Я остался в Детском один. Я понимал, что это была «временная мера», вроде некоторой изоляции, с той мыслью, что я, «насладившись» бы одиночеством, снова вернулся к семье. Но я действительно был одинок как черт в пустыне: старухи, Львы и Федины и собутыльники. С тобой у нас порвалась нить понимания, доверия и того чувства, когда принимают человека всего, со всеми его недостатками, ошибками и достоинствами и не требуют от человека того, что он дать не может. Порвалось, вернее, разбилось то хрупкое, что нельзя склеить никаким клеем.
В мой дом пришла Людмила. Что было в ней, я не могу тебе сказать или, вернее, — не стоит сейчас говорить. Но с первых же дней у меня было ощущение утоления какой-то давнишней жажды. Наши отношения были чистыми и с моей стороны взволнованными.
Так бы, наверное, долго продолжалось и, может быть, наши отношения перешли в горячую дружбу, т. к. у Людмилы и мысли тогда не было перешагнуть через дружбу и ее ко мне хорошее участие. Вмешался Федор. Прежде всего была оскорблена Людмила, жестоко, скверно, грязно. И тогда передо мной встало, — потерять Людмилу (во имя спасения благополучия моей семьи и моего унылого одиночества). И тогда я почувствовал, что потерять Людмилу не могу.
Людмила долго со мной боролась, и я честно говорю, что приложил все усилия, чтобы завоевать ее чувство.
Людмила моя жена. Туся, это прочно.
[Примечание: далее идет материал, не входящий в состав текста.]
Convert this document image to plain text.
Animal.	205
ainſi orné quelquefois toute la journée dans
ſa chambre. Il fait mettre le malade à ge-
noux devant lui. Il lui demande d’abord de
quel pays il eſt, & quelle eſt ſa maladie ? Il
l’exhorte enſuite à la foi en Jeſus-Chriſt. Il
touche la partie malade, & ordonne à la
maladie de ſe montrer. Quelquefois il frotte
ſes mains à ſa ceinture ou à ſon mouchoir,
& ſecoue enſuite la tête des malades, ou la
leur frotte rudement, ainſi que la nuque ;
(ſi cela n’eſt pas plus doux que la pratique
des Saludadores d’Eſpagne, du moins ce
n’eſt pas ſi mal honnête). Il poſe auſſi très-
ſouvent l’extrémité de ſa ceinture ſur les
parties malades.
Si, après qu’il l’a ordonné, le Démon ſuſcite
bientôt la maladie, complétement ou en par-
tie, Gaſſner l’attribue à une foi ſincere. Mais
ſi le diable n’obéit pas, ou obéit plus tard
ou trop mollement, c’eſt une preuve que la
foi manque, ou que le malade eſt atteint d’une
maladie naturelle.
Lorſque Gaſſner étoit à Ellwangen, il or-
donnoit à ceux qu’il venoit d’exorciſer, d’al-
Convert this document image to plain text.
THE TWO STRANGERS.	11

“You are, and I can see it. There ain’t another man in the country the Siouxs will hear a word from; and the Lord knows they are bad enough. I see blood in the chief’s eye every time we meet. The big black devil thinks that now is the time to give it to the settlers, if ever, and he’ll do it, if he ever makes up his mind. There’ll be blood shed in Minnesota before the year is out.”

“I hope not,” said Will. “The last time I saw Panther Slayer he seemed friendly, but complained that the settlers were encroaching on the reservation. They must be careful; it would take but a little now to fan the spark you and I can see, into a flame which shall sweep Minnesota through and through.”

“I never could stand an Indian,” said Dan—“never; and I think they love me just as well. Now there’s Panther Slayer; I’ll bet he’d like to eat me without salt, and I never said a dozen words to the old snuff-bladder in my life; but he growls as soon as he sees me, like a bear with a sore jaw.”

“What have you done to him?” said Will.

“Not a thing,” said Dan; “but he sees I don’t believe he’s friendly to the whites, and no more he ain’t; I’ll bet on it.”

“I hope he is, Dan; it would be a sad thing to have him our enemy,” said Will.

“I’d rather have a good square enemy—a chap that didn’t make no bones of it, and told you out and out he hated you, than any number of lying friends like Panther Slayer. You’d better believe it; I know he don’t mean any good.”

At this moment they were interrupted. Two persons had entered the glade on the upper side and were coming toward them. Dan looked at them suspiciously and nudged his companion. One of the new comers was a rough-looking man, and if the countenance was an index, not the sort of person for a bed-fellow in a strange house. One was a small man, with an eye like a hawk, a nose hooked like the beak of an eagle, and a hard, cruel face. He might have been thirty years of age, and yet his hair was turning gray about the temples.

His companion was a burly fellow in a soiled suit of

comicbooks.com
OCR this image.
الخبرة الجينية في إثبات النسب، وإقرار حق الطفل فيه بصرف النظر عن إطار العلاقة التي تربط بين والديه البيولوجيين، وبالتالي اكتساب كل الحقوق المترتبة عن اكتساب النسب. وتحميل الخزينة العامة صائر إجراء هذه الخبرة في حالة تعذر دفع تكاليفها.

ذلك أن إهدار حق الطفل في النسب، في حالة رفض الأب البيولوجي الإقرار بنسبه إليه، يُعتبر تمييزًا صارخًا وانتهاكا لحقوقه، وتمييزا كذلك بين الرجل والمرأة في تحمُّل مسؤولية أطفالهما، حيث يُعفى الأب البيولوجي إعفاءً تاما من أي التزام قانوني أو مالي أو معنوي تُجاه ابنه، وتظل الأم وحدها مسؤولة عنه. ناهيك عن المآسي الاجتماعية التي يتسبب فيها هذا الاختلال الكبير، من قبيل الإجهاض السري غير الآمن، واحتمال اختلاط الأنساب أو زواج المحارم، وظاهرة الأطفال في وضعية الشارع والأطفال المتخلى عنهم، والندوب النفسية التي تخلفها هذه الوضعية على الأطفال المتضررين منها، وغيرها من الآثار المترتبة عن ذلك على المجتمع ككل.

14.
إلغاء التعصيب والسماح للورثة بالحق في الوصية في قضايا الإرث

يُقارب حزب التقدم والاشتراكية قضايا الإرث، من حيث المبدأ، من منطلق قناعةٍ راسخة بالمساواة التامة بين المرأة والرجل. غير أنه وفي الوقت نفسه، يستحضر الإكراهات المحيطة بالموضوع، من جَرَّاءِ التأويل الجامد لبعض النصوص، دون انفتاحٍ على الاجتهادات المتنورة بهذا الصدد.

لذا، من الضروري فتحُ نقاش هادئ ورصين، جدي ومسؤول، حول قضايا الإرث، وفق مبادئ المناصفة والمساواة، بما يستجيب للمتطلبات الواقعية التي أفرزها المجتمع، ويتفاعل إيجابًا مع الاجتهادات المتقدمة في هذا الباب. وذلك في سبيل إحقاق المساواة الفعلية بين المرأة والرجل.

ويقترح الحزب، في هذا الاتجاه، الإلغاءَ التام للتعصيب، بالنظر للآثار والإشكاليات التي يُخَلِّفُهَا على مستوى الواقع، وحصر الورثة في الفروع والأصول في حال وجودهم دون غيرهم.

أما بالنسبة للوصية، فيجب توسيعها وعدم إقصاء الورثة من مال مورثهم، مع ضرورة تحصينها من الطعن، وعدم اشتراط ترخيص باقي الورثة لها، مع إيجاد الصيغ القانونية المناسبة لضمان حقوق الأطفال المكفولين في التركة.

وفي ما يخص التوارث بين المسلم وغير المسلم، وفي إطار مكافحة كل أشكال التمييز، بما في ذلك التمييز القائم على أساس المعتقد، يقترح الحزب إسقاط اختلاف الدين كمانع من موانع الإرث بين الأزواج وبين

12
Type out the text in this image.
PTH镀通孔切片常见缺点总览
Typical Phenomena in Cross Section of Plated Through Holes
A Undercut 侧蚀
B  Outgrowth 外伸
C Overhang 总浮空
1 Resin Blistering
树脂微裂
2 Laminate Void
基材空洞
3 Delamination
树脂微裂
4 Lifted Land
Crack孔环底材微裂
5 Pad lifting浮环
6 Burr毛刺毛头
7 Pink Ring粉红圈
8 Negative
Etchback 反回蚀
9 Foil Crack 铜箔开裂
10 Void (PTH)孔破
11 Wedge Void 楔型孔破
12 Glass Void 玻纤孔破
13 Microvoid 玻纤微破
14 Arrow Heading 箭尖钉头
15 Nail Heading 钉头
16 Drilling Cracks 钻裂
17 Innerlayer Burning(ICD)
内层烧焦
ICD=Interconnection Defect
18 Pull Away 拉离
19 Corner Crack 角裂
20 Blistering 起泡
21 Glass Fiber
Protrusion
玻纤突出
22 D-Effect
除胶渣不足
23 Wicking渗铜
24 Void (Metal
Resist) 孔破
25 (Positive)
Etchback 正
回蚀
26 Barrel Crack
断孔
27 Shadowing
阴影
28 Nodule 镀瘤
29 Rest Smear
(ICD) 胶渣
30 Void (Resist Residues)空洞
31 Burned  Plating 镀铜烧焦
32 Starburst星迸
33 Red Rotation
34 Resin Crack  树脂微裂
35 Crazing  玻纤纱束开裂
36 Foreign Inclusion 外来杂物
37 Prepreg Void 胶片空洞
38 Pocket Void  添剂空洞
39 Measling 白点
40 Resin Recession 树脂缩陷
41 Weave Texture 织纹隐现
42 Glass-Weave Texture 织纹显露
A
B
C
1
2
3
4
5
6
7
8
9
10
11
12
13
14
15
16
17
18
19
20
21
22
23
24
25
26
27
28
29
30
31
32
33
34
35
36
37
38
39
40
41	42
И я знаю, что пройдет время и ты мне простишь и примешь меня таким, какой я есть.
Пойми и прости за боль, которую я тебе причиняю»{746}. После этого приговора ей осталось одно — отвечать стихами.
Долго еще они продолжали выяснять отношения в жанре эпистолярном. Крандиевская писала Толстому, что он поступил с ней точно так же, как когда-то с Софьей Дымшиц.